Q: Besides Chaz, do you have a favorite character in SKINNY DIP?
A: I love Joey Perrone, Chaz's wife. I love the idea of her refusing to die when Chaz heaves her off the cruise ship in the first chapter. She's a romantic but she's also a pretty tough girl. She's not just after revenge -- she desperately wants to know why her husband would try to kill her on their second anniversary. This is a woman who realizes that she's married the ultimate creep, and by God she's going to get some answers.
Q: How do you decide when to reintroduce characters from previous novels?
A: I bring back old characters only if they fit into the new story. Skink, the crazed ex-governor, makes a memorable cameo in SKINNY DIP simply because some of the characters wander into his swampy domain. Mick Stranahan was a very interesting guy but I couldn't fit him into another novel until now. He seemed like the perfect choice to rescue Joey Perrone because he still lives on an island in Biscayne Bay, not far from where she's floating.
That's how it works. If everything fits together and the timing is right, I'll bring back a familiar face or two from the earlier books.

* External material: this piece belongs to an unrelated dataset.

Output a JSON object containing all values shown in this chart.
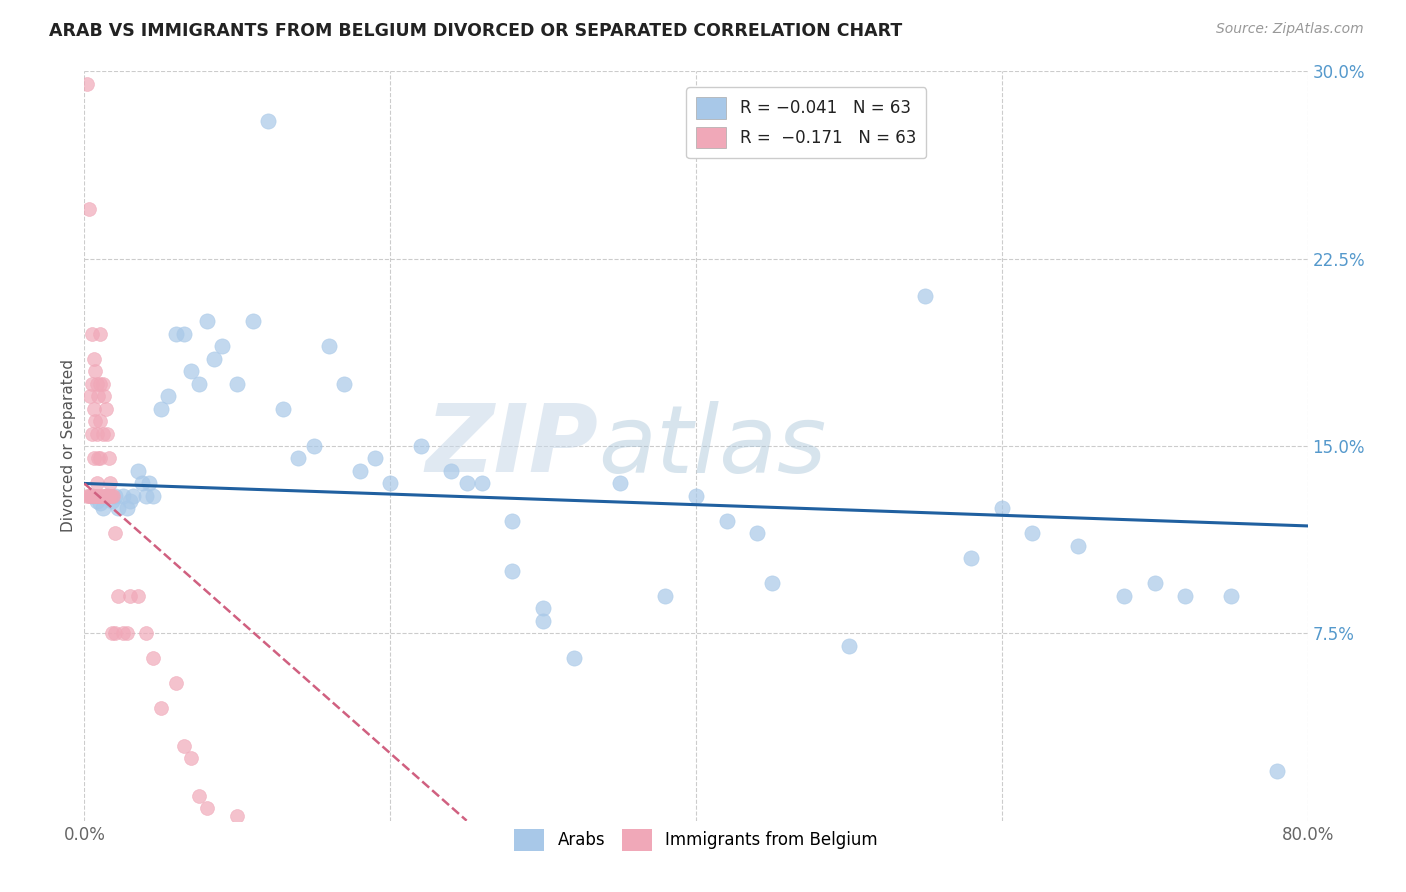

Q: Tell us about your children's book, HOOT, which was just released in paperback.
A: HOOT is a story that I borrowed from the pages of my own childhood. It's about three kids who are trying to save a colony of little burrowing owls from being destroyed by a big company that's putting up a pancake house in their town. When I was kid growing up in South Florida, those little owls were all over the place. Now they're practically wiped out.

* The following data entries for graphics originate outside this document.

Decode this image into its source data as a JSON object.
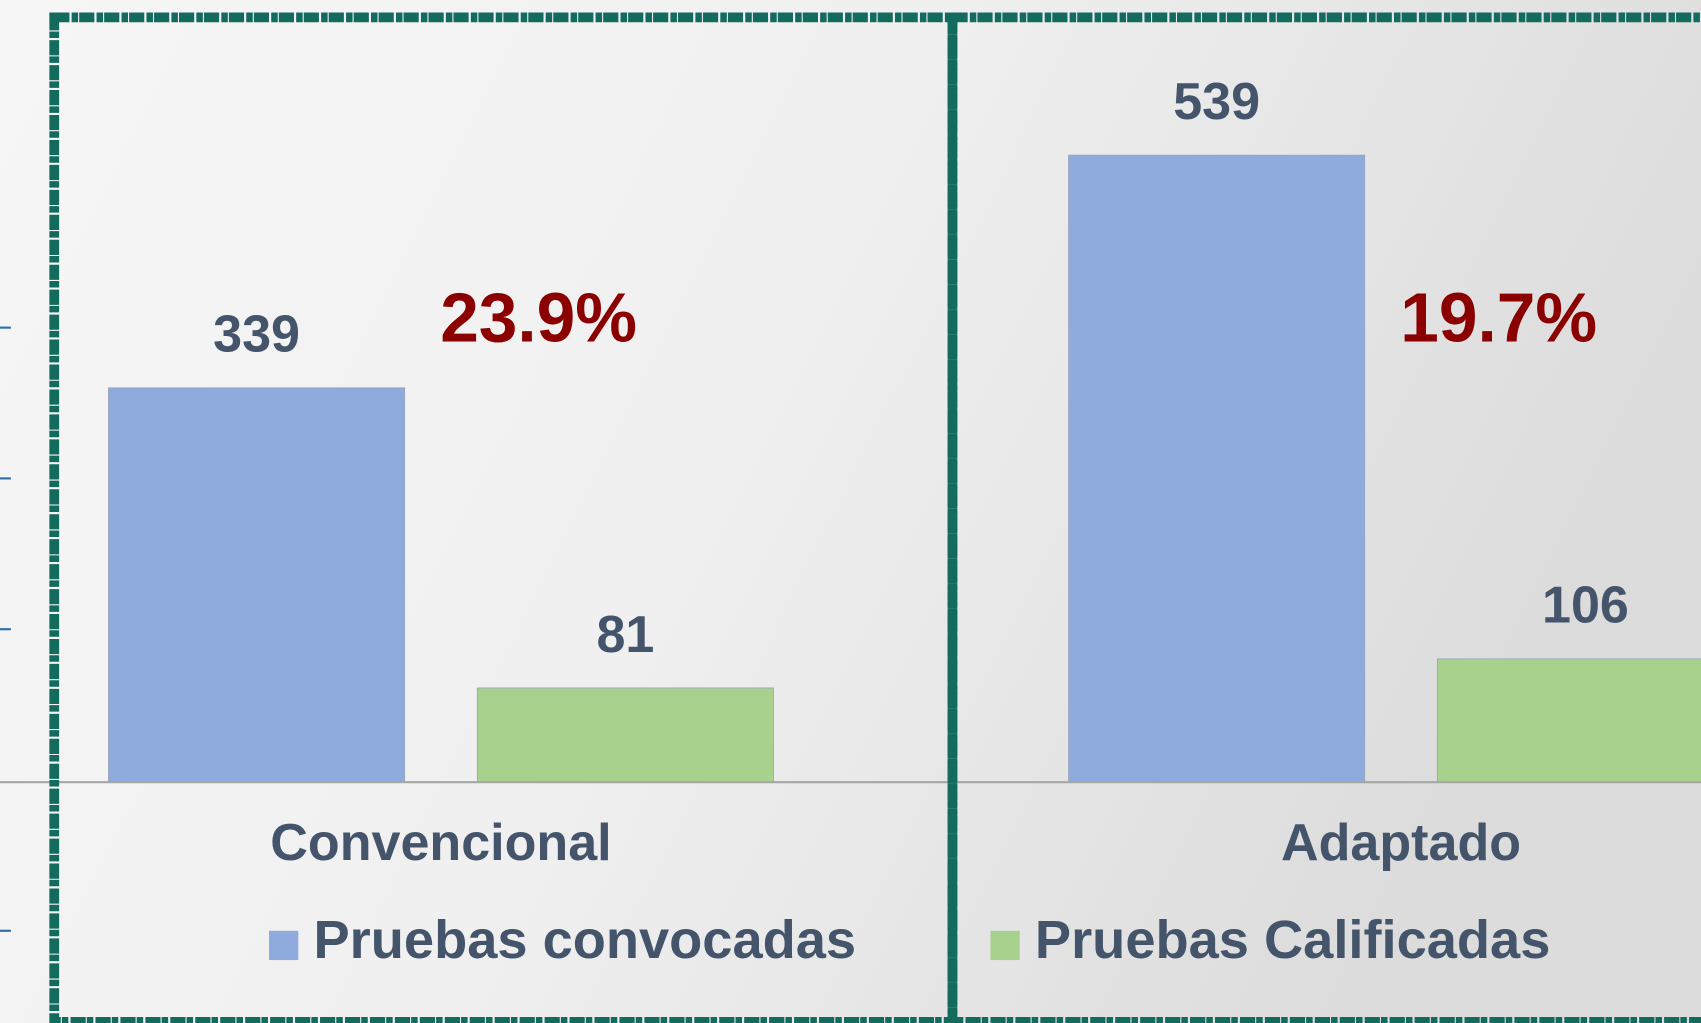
{
  "chart_data": {
    "type": "bar",
    "categories": [
      "Convencional",
      "Adaptado"
    ],
    "series": [
      {
        "name": "Pruebas convocadas",
        "color": "#8faadc",
        "values": [
          339,
          539
        ]
      },
      {
        "name": "Pruebas Calificadas",
        "color": "#a9d18e",
        "values": [
          81,
          106
        ]
      }
    ],
    "annotations": [
      "23.9%",
      "19.7%"
    ],
    "annotation_color": "#8b0000",
    "ylim": [
      0,
      650
    ],
    "legend": "bottom"
  }
}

I wrote HOOT for my stepson, nieces and nephew, who were all in that ten-to-fourteen year old bracket. Because the book was personal, it was fun. I was astonished when it won a Newbery Honor. Completely blown away. Let's face it, if you looked closely at my grownup novels, I'm not the kind of writer who seemed a likely choice to cross over smoothly into children's fiction. It was sort of like asking Sam Peckinpah to do a re-make of "Mary Poppins."
By some miracle, though, HOOT turned out well. I'm still amazed.